Nature Physics 2,501 (2006) | doi: 10.1038/nphys378
重力波の超伝導トラップ
重力波(GW)は、例えば2つの超大質量ブラックホールの衝突によって生じる。このGWを測定するために設計された検出器は、未だ直接観測を待っているが、より局所に目を向ける研究者もいる。
M. E Gertsenshteinは、1962年に、アインシュタインの一般相対性理論における非線形な場の方程式の結果、電磁波と重力波が結合することを指摘した。したがって原理的には、電磁波の伝搬によって弱いものだが周波数の高いGWが発生する可能性がある。他の研究者らは、超伝導媒体では、cと等しいと仮定されているGWの位相速度は約1/300に減少しうると予想した。
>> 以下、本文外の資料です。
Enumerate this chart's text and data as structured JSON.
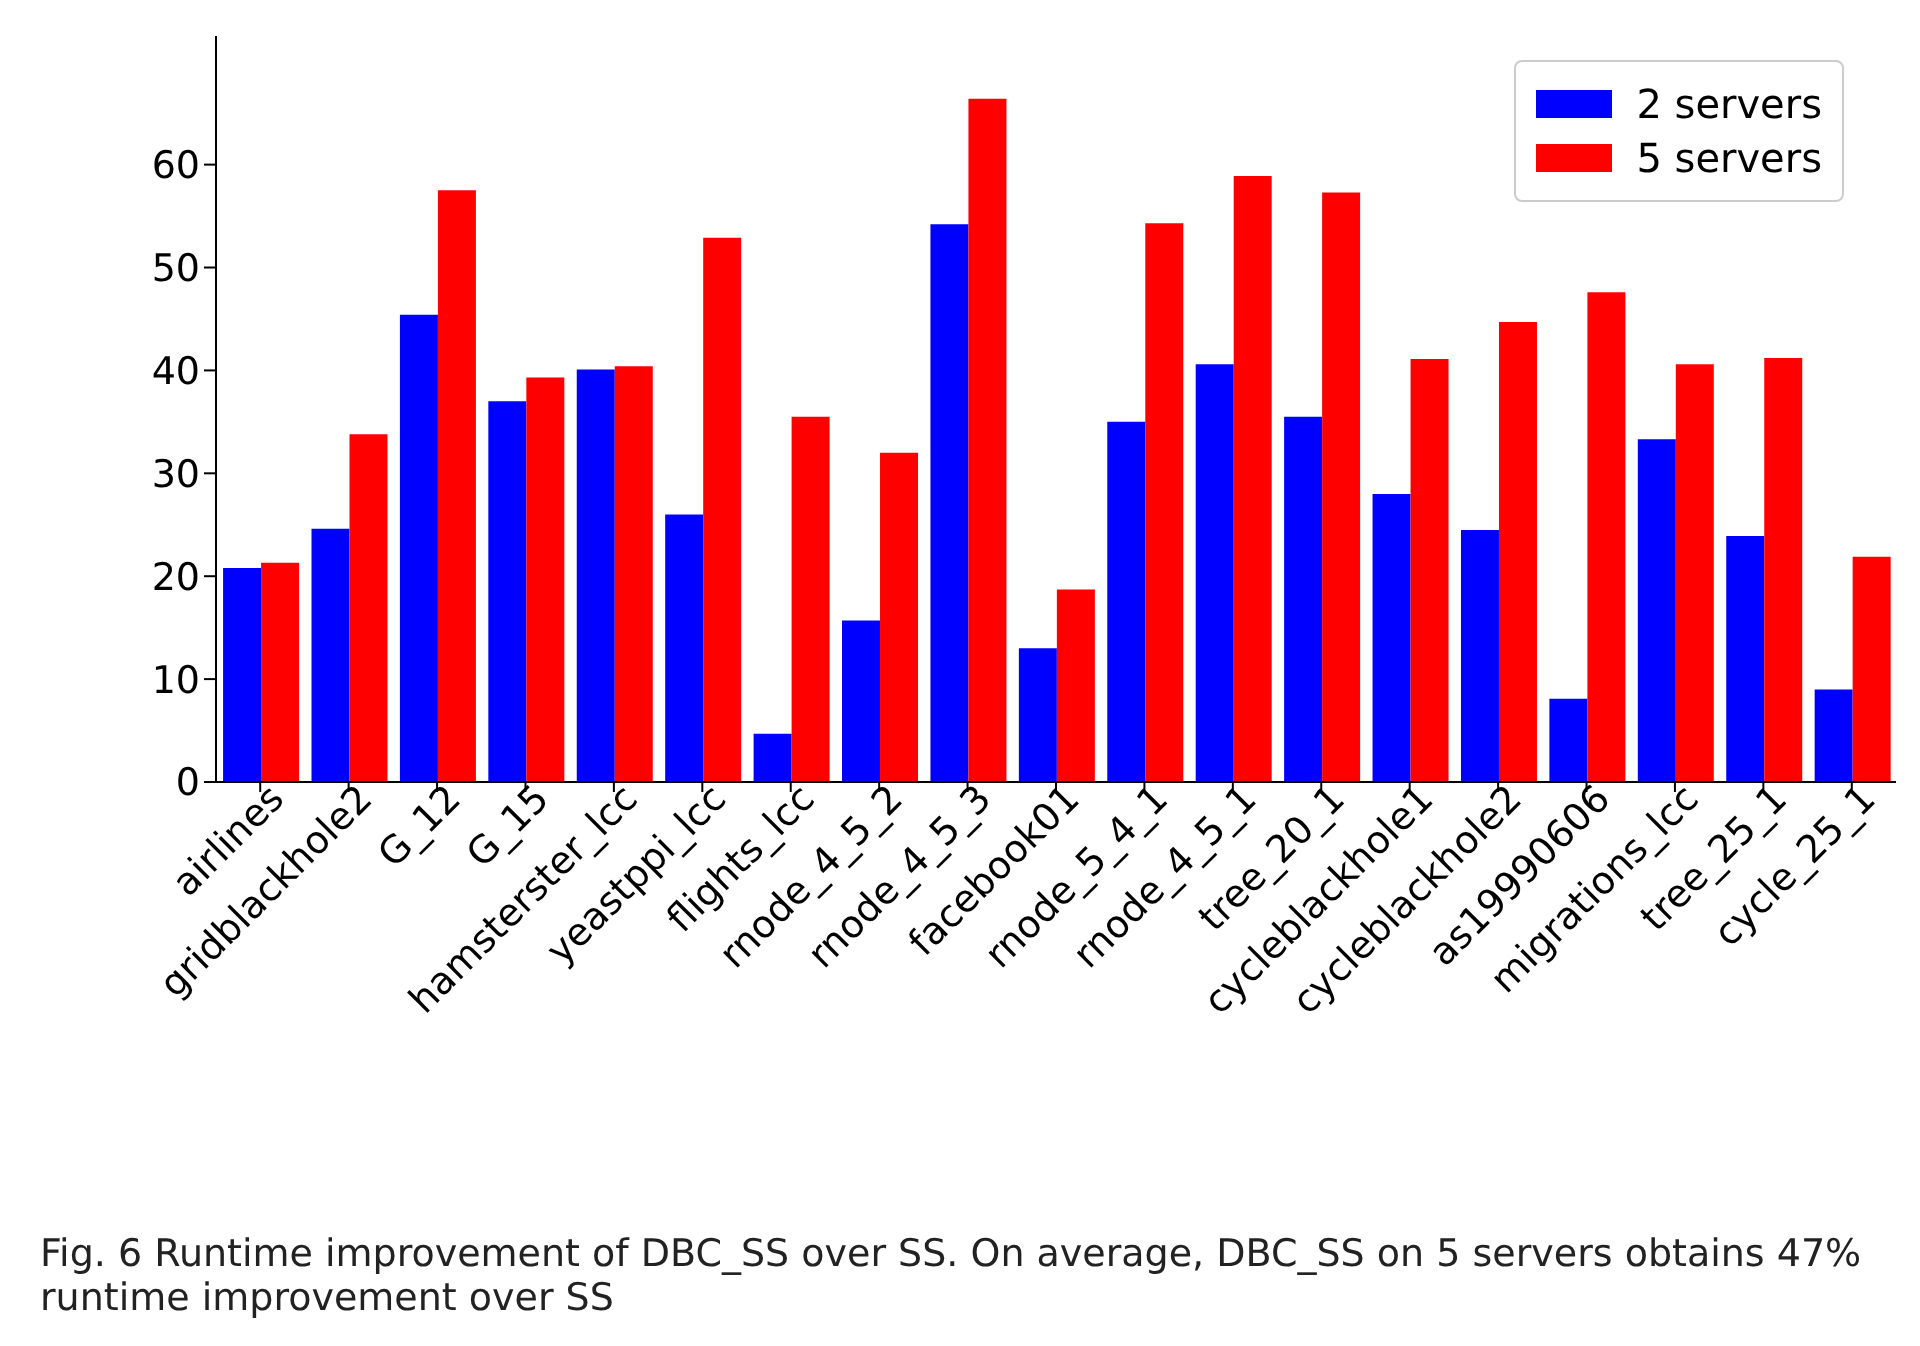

今回C Woodsは、印加磁場を用いてGWを制御することを提案した(Physica C 442, 85-90; 2006)。彼は、第二種超伝導体の基本特性(磁束線は渦糸コアを通して超伝導体に侵入する)を利用した。超伝導でないため、渦糸コアは事実上反導波管の役割をし、GWはこれを通して伝搬できない。渦糸コアの大きさが磁場強度に依存するため、残りの超伝導体中を伝搬するGWを操作できるかもしれない。